Ortaokul ve liseyi Ankara’da bitirdikten sonra bir süre ABD’ye giden Işınsu ülkeye döndükten sonra üniversitelerin İngiliz Dili, İşletme, Hukuk, Felsefe gibi bölümlerine girmiş fakat öğrenciyken evlenmesi ve ailevi sorumluluklarının artması nedeniyle eğitimini yarıda bırakmak zorunda kalmıştır. Işınsu’nun tahsil hayatındaki bu hareketlilik muhayyilesinin gelişmesine ve anlam arayışını merkeze alan eserler yazmasına imkân sağlamıştır.

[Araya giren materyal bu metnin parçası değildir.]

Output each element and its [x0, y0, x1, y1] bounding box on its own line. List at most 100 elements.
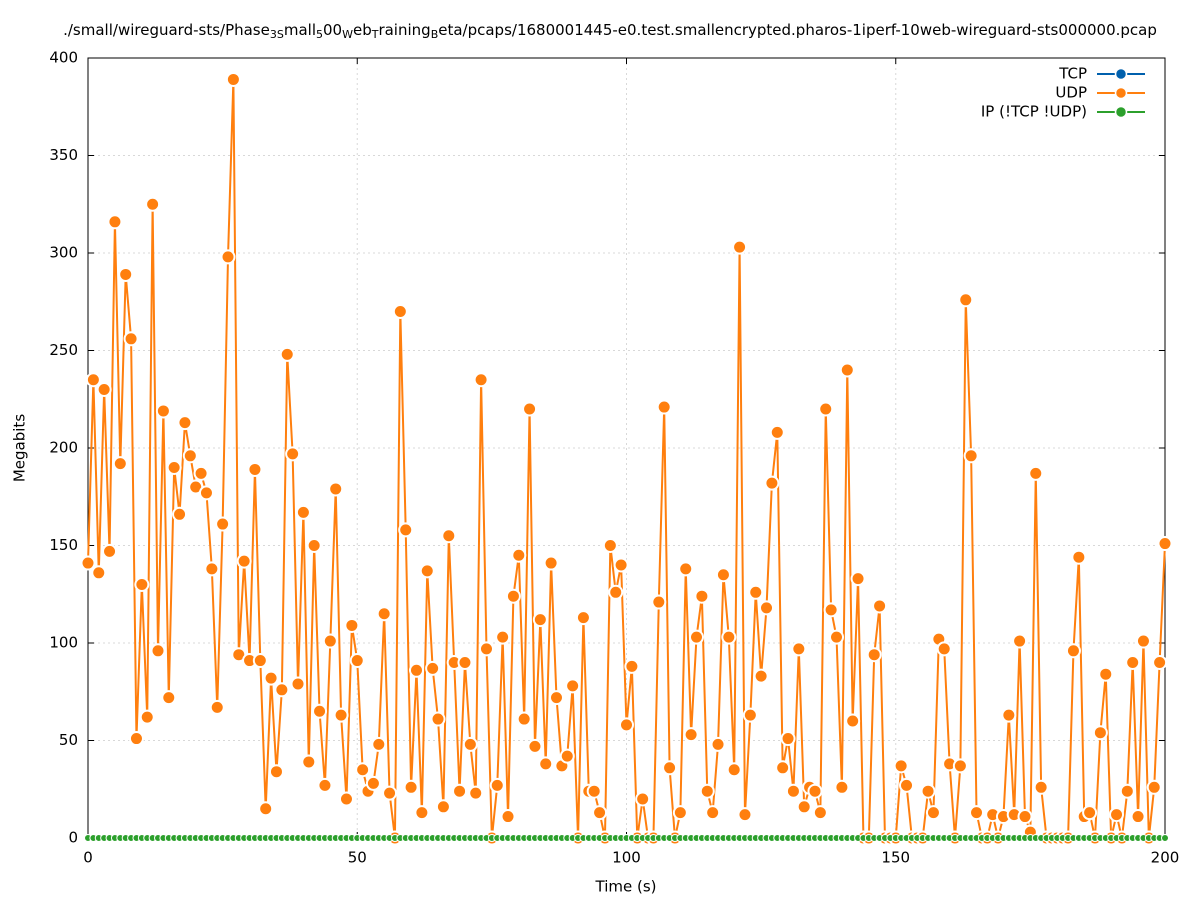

Işınsu 1966’dan itibaren yazdığı romanlarla Türk milletinin yok edilmek istenmesi karşısında âdeta sessiz bir çığlık hâlinde milletin hassasiyetlerine tercüman olmuştur. 20. yüzyılda Türklerin farklı coğrafyalarda maruz kaldıkları zulümleri tarihe not düşerek her şeyden önce insan olma sorumluluğunu yerine getirmiştir. Türkiye’nin 1960-1980 arasında yaşadığı sancıları; siyasal, toplumsal, kültürel ve ekonomik buhranları, ‘çağa şahitlik etme’ bilinciyle kaleme almıştır. Bir dönemi, farklı veçheleriyle anlamaya ve anlamlandırmaya çalışmış; ideolojilere yenik düşüp heder edilen bir nesli ve maruz kaldıklarını tüm gerçekliğiyle yansıtmıştır.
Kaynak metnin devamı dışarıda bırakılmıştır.